Final Drive: The 2025 Ford F-150 Lightning Platinum – Production Has Stopped But A Legacy Remains


Final Drive: The 2025 Ford F-150 Lightning Platinum – Production Has Stopped But A Legacy Remains

Well…this is awkward. As I sit down to write this, rumors have been swirling that the end of the 2025 Ford F-150 Lightning Platinum and all Lightnings for that matter is nigh. Ford’s EV F-150, a model that was first delivered in early 2022, a vehicle that the company never made a red cent on, will fade off into the automotive history books and it’ll likely go through the same process most discontinued cars go through. There’s the initial “that was a bad idea and a failure” stage where people will deride the company and people that green-lit the model in the first place. Next there will be a “you know, it was kind of interesting,” phase and eventually there will be a rosy historical perspective on the role the F-150 had in either moving the EV scene forward or maybe proving its lack of viability in the larger picture.

The truck was born of a different time and place and while Ford was telling 10s of thousands of them per year, the juice no longer justified the squeeze for the 2025 Ford F-150 Lightning Platinum. It’s an amazing thing to consider that with 30,000 of these sold just this year alone, it is still not a sensible or responsible thing to keep the truck in production in the business sense.

On its face the F-150 Lightning was the smartest answer to the question facing Ford when it was designed. Federal mandates on fuel economy and things like EV volume as a percentage of vehicles sold meant that companies needed to get creative and Ford was in a position where their options were clear. For the sheer volume of F-150s this company sells each year, creating an EV pickup truck using the existent chassis or as much of it as possible seemingly killed two birds with one stone. It was also smart to raise the corporate average fuel economy for the company. This was, at least in the boardroom,. a triple threat of a truck that checked multiple business boxes all at once.

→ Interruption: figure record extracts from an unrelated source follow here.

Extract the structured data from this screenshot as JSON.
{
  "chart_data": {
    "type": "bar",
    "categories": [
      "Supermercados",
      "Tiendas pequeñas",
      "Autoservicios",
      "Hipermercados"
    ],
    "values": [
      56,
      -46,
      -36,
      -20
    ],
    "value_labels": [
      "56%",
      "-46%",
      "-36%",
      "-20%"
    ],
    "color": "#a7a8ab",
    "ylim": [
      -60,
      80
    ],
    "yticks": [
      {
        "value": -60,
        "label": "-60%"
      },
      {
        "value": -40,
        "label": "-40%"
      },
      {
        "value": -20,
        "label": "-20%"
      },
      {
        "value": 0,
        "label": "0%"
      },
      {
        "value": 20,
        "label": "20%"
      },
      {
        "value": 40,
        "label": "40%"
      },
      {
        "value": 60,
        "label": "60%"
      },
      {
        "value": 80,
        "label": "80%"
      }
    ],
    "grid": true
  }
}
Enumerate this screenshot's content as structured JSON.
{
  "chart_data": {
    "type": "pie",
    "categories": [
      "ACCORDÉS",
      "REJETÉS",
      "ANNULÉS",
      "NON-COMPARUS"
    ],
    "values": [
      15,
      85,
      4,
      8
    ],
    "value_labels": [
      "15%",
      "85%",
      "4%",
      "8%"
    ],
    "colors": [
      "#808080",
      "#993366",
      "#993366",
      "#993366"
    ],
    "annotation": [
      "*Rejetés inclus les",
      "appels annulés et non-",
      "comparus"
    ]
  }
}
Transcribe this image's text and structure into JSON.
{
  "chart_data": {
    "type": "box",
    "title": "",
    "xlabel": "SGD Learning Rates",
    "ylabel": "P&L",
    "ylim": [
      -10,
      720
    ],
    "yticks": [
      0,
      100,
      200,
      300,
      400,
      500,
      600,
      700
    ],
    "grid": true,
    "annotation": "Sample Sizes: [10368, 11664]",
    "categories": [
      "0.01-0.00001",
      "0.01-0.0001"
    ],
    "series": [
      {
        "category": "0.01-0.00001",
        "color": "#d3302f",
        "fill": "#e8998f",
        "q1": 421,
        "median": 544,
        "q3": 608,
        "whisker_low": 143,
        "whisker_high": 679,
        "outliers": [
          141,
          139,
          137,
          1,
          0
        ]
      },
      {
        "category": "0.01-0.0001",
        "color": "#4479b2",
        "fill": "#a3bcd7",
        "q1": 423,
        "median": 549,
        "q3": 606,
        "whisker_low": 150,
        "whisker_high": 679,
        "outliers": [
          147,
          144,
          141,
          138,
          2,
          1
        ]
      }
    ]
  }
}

There was a lot to  anticipate when the Lightning came out in 2022. The controversy soon followed. The biggest issue that the Lightning had was that it wasn’t so great at truck stuff. Famously testers and influencers attempted to tow with the rig and saw range decimated. People were draining the batteries in less than 100 miles with reasonable loads being pulled. It quickly turned the public perspective on the Lightning into one of it being a kind of glorified electric sedan or a truck in name only. Payload capacity was not that robust and suddenly the Lightning became the one thing no actual truck owner wants to be…uncool.

Interestingly though, the F-150 Lightning didn’t need F-150 replacers to sell in some volume. It attracted new people to the pickup truck space. People who wanted an EV and never considered a truck were shopping and buying these things. They got the feel good EV they were looking for and were suddenly driving a full-size half ton truck, a vehicle that they likely would have never considered in anything BUT EV form. The bad news for Lightning is that there wasn’t enough of them.

The tough part is that the 2025 Ford F-150 Lightning Platinum is really nice to drive. It’s simply not a great truck but as a vehicle to actually get in, operate, and use on a daily basis? These are very, very good. The built quality is super high, the cab is like an isolation chamber of quiet, the power is phenomenal. These trucks, especially in Platnuium trim with the most powerful motors, can make it to 60mph in four seconds flat and can run the quarter mile in the mid 12s.

How physics of that massive front end and the gearing of the truck kills some of the top end charge at the drags but down low and off the line, the launches are breathtaking. It’s really shocking to be in something this large shoving your backside into the seat with such g-force. It’s just a hilarious experience.

The cab of the 2025 Ford F-150 Lightning Platinum is a highly elevated experience because of the tech, the materials, the layout, and the cavernous space. At this point it would be hard to imagine an American who has not been in a crew cab F-150 this decade, so there’s no point in reinforcing that point. It’s huge in there. The touch screen is the largest one we have ever seen in a pickup truck, it is beyond massive and it runs the whole show.

That screen is a centerpiece of technology and while screens are not everywhere, this one is striking and it works well, to boot.

The leather Platnium badges seats are highly comfortable and beyond that, what else is there?

The most massive issue with the 2025 Ford F-150 Lightning Platinum is the fact that the truck as you see it here is $88,460 MSRP. Nearly $90,000 for a well appointed but largely useless as a truck, F-150. Spending that same money on a gas engine equipped F-150 would get you a beautiful and well appointed truck that could tow, haul, go off road, and not require the issues that come along with the EV life of charging and more.

 

The 2025 Ford F-150 Lightning Platinum as well as the rest of the Lightning lineup, is done. When they are sold off the lots none more will be made and at the rate they were selling we think that the remainder of them will be gone in short order. History will write its own tale about the F-150 Lightning, what it meant for Ford, and what its spot in F-150 history will be.

There’s a been a shift in the whole EV power structure over the last year and change. The F-150 Lightning is a victim of it, seemingly. The first, but definitely not the last.